In Latinx Communities, Economic Insecurity, Immigration Fears, and Misinformation Fuel COVID-19 Disparities

Patients said they would be more likely to respond to public health messaging if it came from people they know.

Despite the devastating impacts of the COVID-19 pandemic, many Latinx patients avoid or delay seeking medical care due to financial constraints, misinformation, and fears about immigration implications, according to a new report.

The investigation, published in JAMA Network Open, suggests tailored public health messaging and policy interventions are necessary to contain community spread and reduce unnecessary morbidity within the Latinx population.

COVID-19 has led to more than 29 million infections and more than 500,000 deaths in the United States, according to some estimates, but the data also show that patients in certain racial and ethnic groups are overrepresented among cases and fatalities. Lilia Cervantes, MD, of Denver Health and the University of Colorado, and colleagues, noted that Latinx people are more likely to be infected, hospitalized, and to die of COVID-19 compared to White individuals.

In an effort to better understand the causes of the disparities, Cervantes and colleagues conducted semistructured interviews of 60 Latinx adults who were hospitalized in public hospitals in Denver and San Francisco between March and July 2020. Both cities had significantly higher rates of COVID-19 among Latinx individuals compared to the overall population. The interviews were conducted by telephone in English or Spanish, and then analyzed to identify themes.

Most of the patients were classified as essential workers (73%) and few had work situations that enabled them to stay home; just 4 participants could work from home and only 12 patients (20%) had sick leave. More than one-third of patients (21; 35%) lost their job due to the pandemic.

The analysis identified 5 themes from the interviews that have public health information. For instance, some patients minimized the threat of COVID-19 due to social norms, misinformation, or a feeling that the dangers of the pandemic were exaggerated.

Another theme was that the pandemic compounded already existing social disadvantages. In addition to job insecurity, many patients lived in high-density housing, making it more difficult to socially distance.

Some patients said they did not seek care due to a lack of insurance, worry about costs, or fear that they might be deported if the hospital asked about their immigration status.

“Colorado and California are considered sanctuary states, yet undocumented immigrants were fearful of coming to the hospital and being turned away because they are undocumented, or of being deported,” Cervantes told Contagion Live.

Once in a healthcare setting patients said they often felt lonely and isolated and wanted more interaction. They also reported appreciation for clinicians and for translation services.

“Although many patients were hesitant to seek medical care, once in the hospital, patients were very grateful for the care that they received and were particularly grateful for the culturally responsive care and access to language interpreters and language-concordant clinical staff,” she said.

However, many said they felt distressed at discharge because they could not afford follow-up care such as oxygen supplies or physical therapy.

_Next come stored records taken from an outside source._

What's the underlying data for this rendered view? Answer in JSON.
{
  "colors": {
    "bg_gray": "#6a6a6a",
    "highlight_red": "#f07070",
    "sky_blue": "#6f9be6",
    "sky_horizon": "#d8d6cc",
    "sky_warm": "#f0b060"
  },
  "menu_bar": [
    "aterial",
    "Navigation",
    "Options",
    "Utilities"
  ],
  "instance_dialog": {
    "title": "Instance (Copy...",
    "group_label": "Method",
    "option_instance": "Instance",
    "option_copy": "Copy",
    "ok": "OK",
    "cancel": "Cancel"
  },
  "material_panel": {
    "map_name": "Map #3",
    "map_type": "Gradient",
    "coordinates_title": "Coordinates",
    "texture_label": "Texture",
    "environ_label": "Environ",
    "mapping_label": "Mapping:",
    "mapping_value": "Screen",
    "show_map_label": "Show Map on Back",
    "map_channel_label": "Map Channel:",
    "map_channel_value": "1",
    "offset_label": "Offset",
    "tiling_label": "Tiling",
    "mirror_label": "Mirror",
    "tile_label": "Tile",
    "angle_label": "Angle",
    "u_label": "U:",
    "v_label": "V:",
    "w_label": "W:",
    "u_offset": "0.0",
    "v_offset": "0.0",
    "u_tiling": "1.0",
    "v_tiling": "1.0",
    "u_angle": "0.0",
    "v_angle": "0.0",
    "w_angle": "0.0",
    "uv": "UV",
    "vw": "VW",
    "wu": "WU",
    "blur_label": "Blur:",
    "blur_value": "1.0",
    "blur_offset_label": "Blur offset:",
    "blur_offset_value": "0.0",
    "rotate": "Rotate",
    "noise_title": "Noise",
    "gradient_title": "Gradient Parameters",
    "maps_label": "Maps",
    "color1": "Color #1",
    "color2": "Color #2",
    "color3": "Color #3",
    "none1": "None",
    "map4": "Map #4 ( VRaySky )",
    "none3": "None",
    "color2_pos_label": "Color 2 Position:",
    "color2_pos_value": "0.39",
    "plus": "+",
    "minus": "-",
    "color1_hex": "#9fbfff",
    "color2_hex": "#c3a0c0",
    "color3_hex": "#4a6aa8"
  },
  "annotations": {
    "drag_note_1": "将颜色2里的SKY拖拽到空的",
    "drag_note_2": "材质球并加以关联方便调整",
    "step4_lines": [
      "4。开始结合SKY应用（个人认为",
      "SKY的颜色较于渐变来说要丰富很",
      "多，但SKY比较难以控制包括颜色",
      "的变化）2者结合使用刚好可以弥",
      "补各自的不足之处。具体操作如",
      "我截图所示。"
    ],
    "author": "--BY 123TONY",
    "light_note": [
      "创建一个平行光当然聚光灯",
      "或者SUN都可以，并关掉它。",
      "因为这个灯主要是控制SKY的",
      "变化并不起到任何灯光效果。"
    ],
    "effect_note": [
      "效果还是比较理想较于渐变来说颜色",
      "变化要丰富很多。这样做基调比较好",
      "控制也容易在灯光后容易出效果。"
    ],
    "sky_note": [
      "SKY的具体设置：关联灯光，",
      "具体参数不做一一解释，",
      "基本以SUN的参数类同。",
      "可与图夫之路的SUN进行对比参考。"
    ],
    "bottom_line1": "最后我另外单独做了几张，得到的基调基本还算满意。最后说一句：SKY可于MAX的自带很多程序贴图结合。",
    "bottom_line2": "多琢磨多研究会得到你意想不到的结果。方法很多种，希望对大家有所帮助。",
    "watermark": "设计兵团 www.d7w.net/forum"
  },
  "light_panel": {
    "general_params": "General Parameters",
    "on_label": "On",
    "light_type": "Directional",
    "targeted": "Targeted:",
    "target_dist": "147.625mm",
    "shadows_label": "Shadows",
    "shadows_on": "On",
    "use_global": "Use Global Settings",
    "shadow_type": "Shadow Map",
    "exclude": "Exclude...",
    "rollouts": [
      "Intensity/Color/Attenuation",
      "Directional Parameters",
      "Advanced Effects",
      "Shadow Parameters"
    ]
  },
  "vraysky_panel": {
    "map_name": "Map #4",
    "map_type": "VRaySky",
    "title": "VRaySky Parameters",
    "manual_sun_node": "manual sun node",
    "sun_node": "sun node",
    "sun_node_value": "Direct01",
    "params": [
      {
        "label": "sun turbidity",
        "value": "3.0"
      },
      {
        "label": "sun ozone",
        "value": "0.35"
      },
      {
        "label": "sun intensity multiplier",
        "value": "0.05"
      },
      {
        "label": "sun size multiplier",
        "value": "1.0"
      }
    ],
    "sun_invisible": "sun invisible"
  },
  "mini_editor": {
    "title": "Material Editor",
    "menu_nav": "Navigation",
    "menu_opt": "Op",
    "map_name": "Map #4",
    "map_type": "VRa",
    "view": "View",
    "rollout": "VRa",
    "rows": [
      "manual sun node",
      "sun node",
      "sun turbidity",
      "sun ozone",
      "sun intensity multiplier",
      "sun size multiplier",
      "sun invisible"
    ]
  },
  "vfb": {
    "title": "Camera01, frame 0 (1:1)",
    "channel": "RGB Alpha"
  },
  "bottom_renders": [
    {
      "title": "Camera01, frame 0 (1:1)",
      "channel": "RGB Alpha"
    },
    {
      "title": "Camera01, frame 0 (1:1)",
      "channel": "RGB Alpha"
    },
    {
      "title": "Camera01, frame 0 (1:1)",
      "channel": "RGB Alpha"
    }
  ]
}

Lastly, the interviews found many patients in the Latinx community relied on faith and spirituality during their ordeals, and many patients subsequently became advocates for COVID-19 public health measures in their communities.

Cervantes said one important finding is that when it comes to public health messaging, the messenger matters.

“Some of the patients I connected with over the phone also said that their community might be more open to protecting themselves and receiving the COVID-19 vaccine if the information came from the community and trusted individuals,” she said.

Cervantes referenced one respondent who said patients tend to downplay generic public service announcements, but would likely respond to testimonials from people in their own communities.

“[I]f we see people that we know with COVID, then we believe what is happening,” the patient said.

Cervantes said she is hopeful that increased awareness of such disparities will translate into better public health programs. She noted that the Colorado Department of Public Health and Environment has launched a program called COVID-19 Equity Champions, which leverages clinicians who are racial and ethnic minorities to engage with community groups through town halls and talks. Similar programs are also being launched in California, she said.

“There are also more safeguards in Colorado, California, and throughout the rest of the country for undocumented immigrants because states have realized that to reduce community spread, they need to provide protections for undocumented immigrants,” she said.

Cervantes said she also hopes federal immigration reforms will help rebuild trust between the Latinx community and public agencies.